The late afternoon sunlight pulled the shadows of the trees across the grass and made dappled patterns on the water of the pond, where half a dozen ducks were bobbing and diving. On another occasion Charles Xavier would have enjoyed the scene. As it was, he was too preoccupied with wondering if the woman he was here to meet was this jogger or that man walking a dog to take it in. Raven had always been difficult to track telepathically, her brain signals shifting as constantly as her skin did. He'd never been able to decide if there was a coherent entity inside of her skull at all, or if she just managed to give the impression of one.

"If I find out that there's a squad of X-Men surrounding the park waiting to take me in, I'm going to be very disappointed."

Xavier didn't give her the satisfaction of seeing him jump, although he had to be impressed with the way she – a young man of about sixteen, at the moment – had crept up on him. Impressed, and a little unnerved at the novelty.

"If I was going to give your identity away," he asked, "would I warn you first?"

She strolled closer to him, deliberately standing too close so that she loomed over his chair. It was a cheap tactic, and one he was so intimately familiar with that it was no trouble to ignore it.

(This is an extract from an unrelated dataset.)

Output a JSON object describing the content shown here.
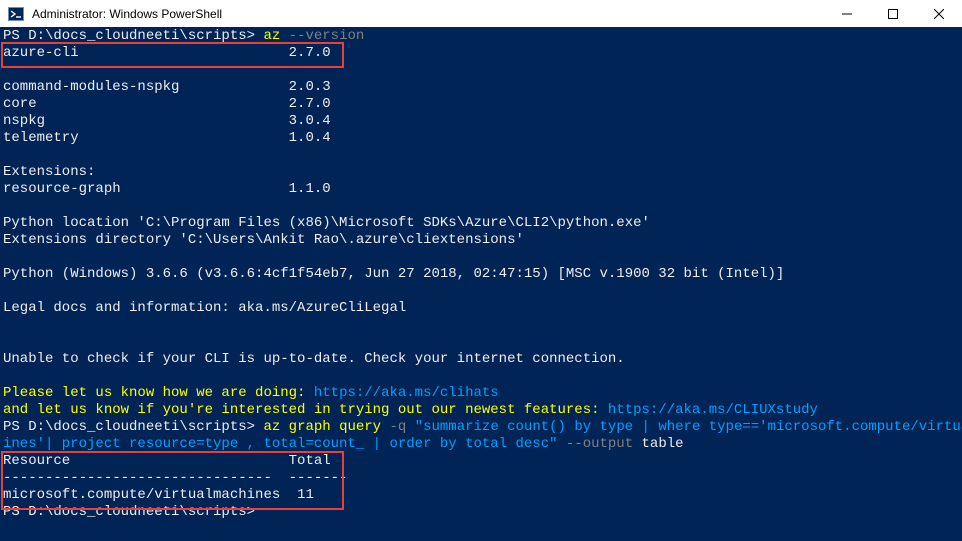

"Your sense of fair play might require that of you," she said. "I thought you might be offering me a chance to get away."

Given the current location of her superior, she must have know better than that. "Actually, I called you here to tell you that I have no intention of telling the authorities who or what you are." It had been simple enough to contact 'Senator Kelly' and suggest that they meet, although he hadn't been sure that she would come, even to such a neutral location.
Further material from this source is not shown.